Baptist F, Tcherkez G, Aubert S, Pontailler JY, Choler P, Nogués S - J. Exp. Bot. (2009)

Bottom Line: Furthermore, assimilates transferred to the roots were preferentially used for growth rather than respiration and tended to favour N reduction in this compartment.Accordingly, this species had higher (15)N uptake efficiency than KM and a higher translocation of reduced (15)N to aboveground organs.These results suggest that at the whole-plant level, there is a compromise between N acquisition/reduction and C allocation patterns for optimized growth.

View Article: PubMed Central - PubMed

Affiliation: Laboratoire d'Ecologie Alpine, UMR CNRS-UJF 5553, Université de Grenoble, BP 53, F-38041 Grenoble Cedex 09, France. florence.baptist@ujf-grenoble.fr

ABSTRACT
Intense efforts are currently devoted to disentangling the relationships between plant carbon (C) allocation patterns and soil nitrogen (N) availability because of their consequences for growth and more generally for C sequestration.
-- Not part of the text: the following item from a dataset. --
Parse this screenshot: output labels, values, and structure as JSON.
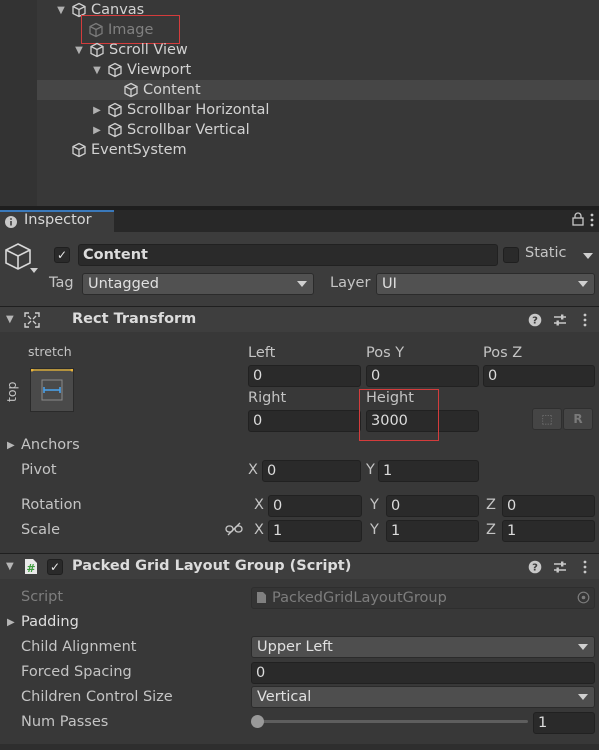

In cold ecosystems, only a few studies have addressed whole-plant C and/or N allocation along natural elevational or topographical gradients. (12)C/(13)C and (14)N/(15)N isotope techniques have been used to elucidate C and N partitioning in two alpine graminoids characterized by contrasted nutrient economies: a slow-growing species, Kobresia myosuroides (KM), and a fast-growing species, Carex foetida (CF), located in early and late snowmelt habitats, respectively, within the alpine tundra (French Alps). CF allocated higher labelling-related (13)C content belowground and produced more root biomass. Furthermore, assimilates transferred to the roots were preferentially used for growth rather than respiration and tended to favour N reduction in this compartment. Accordingly, this species had higher (15)N uptake efficiency than KM and a higher translocation of reduced (15)N to aboveground organs. These results suggest that at the whole-plant level, there is a compromise between N acquisition/reduction and C allocation patterns for optimized growth.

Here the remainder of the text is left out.